Insulin-like growth factor-II is an autocrine survival factor for differentiating myoblasts.

Recent studies indicate that insulin-like growth factor-II (IGF-II) acts as an autocrine differentiation factor for skeletal myoblasts in culture. IGF-II mRNA and protein are induced as early events in muscle differentiation, and the rate and extent of IGF-II secretion correlate with both biochemical and morphological differentiation. Here we show that IGF-II also functions as an essential survival factor during the transition from proliferating to differentiating myoblasts. Stably transfected C2 muscle cell lines were established in which a mouse IGF-II cDNA was expressed in the antisense orientation relative to the constitutively active Moloney sarcoma virus promoter. IGF-II antisense cells proliferated normally in growth medium containing 20% serum but underwent rapid death when placed in low serum differentiation medium. Death was accompanied by characteristic markers of apoptosis with more than 90% of cells showing DNA fragmentation within 12-16 h. Myoblast death was prevented by IGF-I, des [1-3] IGF-I, IGF-II, and insulin with a dose potency consistent with activation of the IGF-I receptor; death also could be blocked by the protein synthesis inhibitor, cycloheximide.
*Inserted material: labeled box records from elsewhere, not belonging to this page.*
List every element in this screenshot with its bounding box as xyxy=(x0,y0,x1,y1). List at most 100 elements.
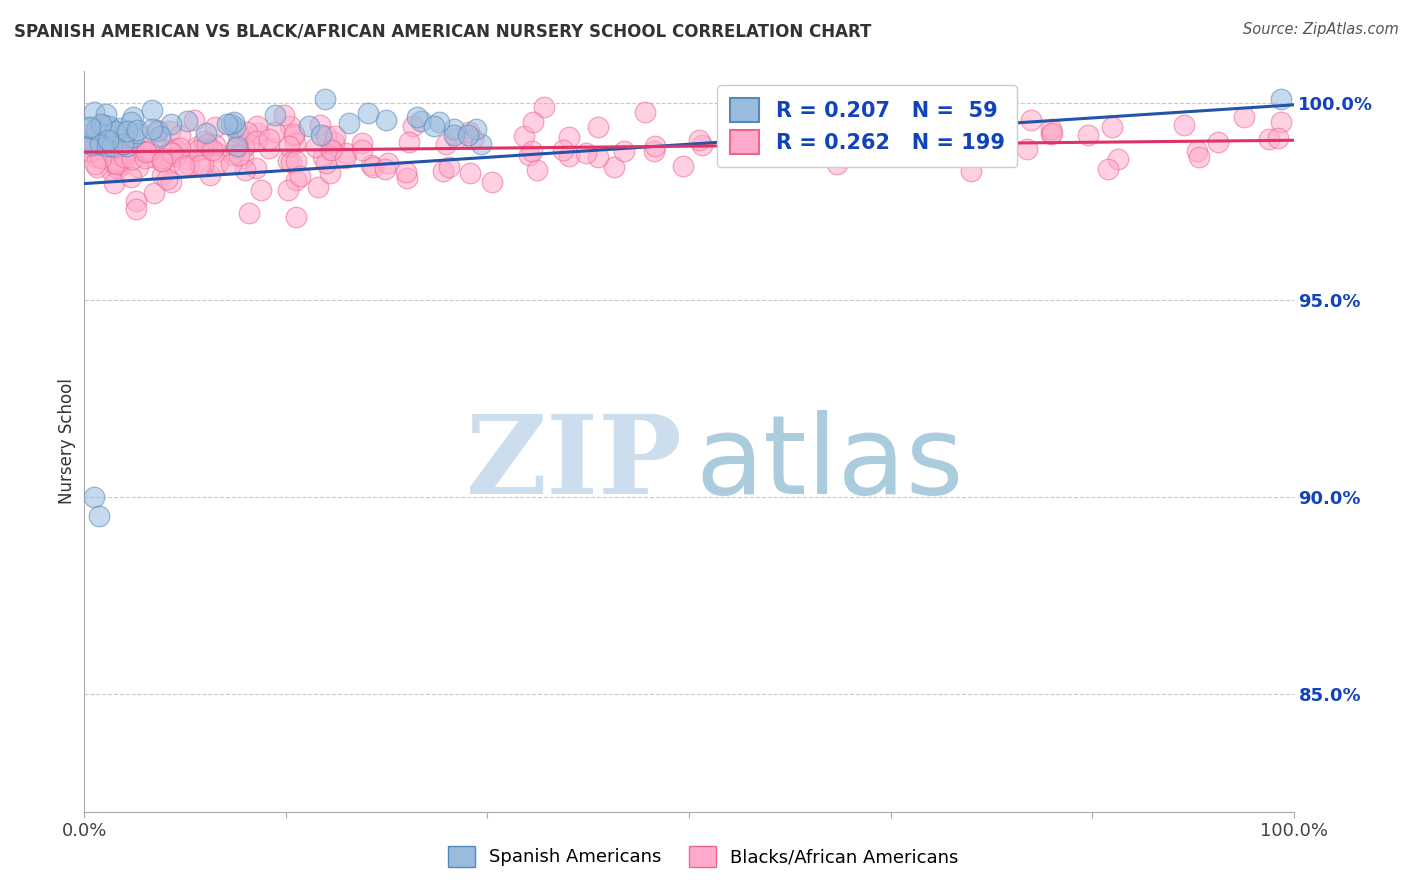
Point xyxy=(79,127,101,141)
Point xyxy=(1206,135,1229,149)
Point xyxy=(464,122,486,136)
Point xyxy=(156,172,179,186)
Point xyxy=(120,115,142,129)
Point xyxy=(115,124,138,138)
Point xyxy=(284,136,307,150)
Point xyxy=(443,128,465,142)
Point xyxy=(350,143,373,157)
Point xyxy=(395,164,418,178)
Point xyxy=(83,490,105,504)
Point xyxy=(145,123,167,137)
Point xyxy=(333,151,356,165)
Point xyxy=(1040,121,1063,136)
Point xyxy=(825,157,848,171)
Point xyxy=(117,138,139,153)
Text: ZIP: ZIP xyxy=(467,410,683,517)
Point xyxy=(1270,92,1292,106)
Point xyxy=(814,120,837,134)
Point xyxy=(125,202,148,217)
Point xyxy=(138,145,160,159)
Point xyxy=(193,134,215,148)
Point xyxy=(1267,131,1289,145)
Point xyxy=(160,117,183,131)
Point xyxy=(807,128,830,143)
Point xyxy=(176,114,198,128)
Point xyxy=(177,152,200,166)
Point xyxy=(93,119,115,133)
Point xyxy=(125,194,148,209)
Point xyxy=(748,120,770,135)
Point xyxy=(83,104,105,119)
Point xyxy=(444,131,467,145)
Point xyxy=(169,128,191,142)
Point xyxy=(1039,127,1062,141)
Point xyxy=(931,147,953,161)
Point xyxy=(427,115,450,129)
Point xyxy=(928,148,950,162)
Point xyxy=(558,130,581,145)
Point xyxy=(121,152,143,166)
Point xyxy=(277,139,299,153)
Point xyxy=(127,160,149,174)
Point xyxy=(159,155,181,169)
Point xyxy=(135,145,157,160)
Point xyxy=(193,142,215,156)
Point xyxy=(259,132,281,146)
Point xyxy=(83,157,105,171)
Point xyxy=(350,136,373,150)
Point xyxy=(169,141,191,155)
Point xyxy=(644,139,666,153)
Point xyxy=(195,126,218,140)
Point xyxy=(1173,118,1195,132)
Point xyxy=(108,132,131,146)
Point xyxy=(96,139,118,153)
Point xyxy=(226,139,249,153)
Point xyxy=(173,159,195,173)
Point xyxy=(284,154,307,169)
Point xyxy=(754,131,776,145)
Point xyxy=(236,125,259,139)
Point xyxy=(150,151,173,165)
Point xyxy=(127,126,149,140)
Point xyxy=(315,156,337,170)
Point xyxy=(983,100,1005,114)
Point xyxy=(120,169,142,184)
Point xyxy=(285,173,308,187)
Point xyxy=(312,150,335,164)
Point xyxy=(90,151,112,165)
Point xyxy=(79,120,101,135)
Point xyxy=(190,158,212,172)
Point xyxy=(122,130,145,145)
Point xyxy=(321,144,343,158)
Point xyxy=(1257,131,1279,145)
Point xyxy=(672,159,695,173)
Point xyxy=(357,105,380,120)
Point xyxy=(98,119,121,133)
Point xyxy=(1077,128,1099,142)
Point xyxy=(165,149,187,163)
Point xyxy=(1188,150,1211,164)
Point xyxy=(533,100,555,114)
Point xyxy=(920,122,942,136)
Point xyxy=(375,112,398,127)
Point xyxy=(105,161,128,176)
Point xyxy=(96,107,118,121)
Point xyxy=(458,125,481,139)
Point xyxy=(142,186,165,201)
Point xyxy=(409,113,432,128)
Point xyxy=(225,141,247,155)
Point xyxy=(688,133,710,147)
Point xyxy=(232,151,254,165)
Point xyxy=(195,136,218,151)
Point xyxy=(481,175,503,189)
Point xyxy=(233,162,256,177)
Point xyxy=(97,133,120,147)
Point xyxy=(264,108,287,122)
Point xyxy=(103,155,125,169)
Point xyxy=(163,142,186,156)
Point xyxy=(104,153,127,168)
Point xyxy=(122,143,145,157)
Point xyxy=(526,163,548,178)
Point xyxy=(1270,115,1292,129)
Point xyxy=(146,124,169,138)
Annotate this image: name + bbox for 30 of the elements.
Exogenous IGFs additionally stimulated passage through a single cell cycle and subsequently induced terminal differentiation. Cell survival and cell cycle progression also were enhanced by fibroblast growth factor-2 and platelet-derived growth factor-bb, but these peptides did not promote differentiation. Our results define a novel system for studying apoptotic cell death and its prevention by growth factors, underscore the importance of IGF action in minimizing inappropriate cell death, and indicate that shared signal transduction pathways may mediate myoblast survival in vitro.[1]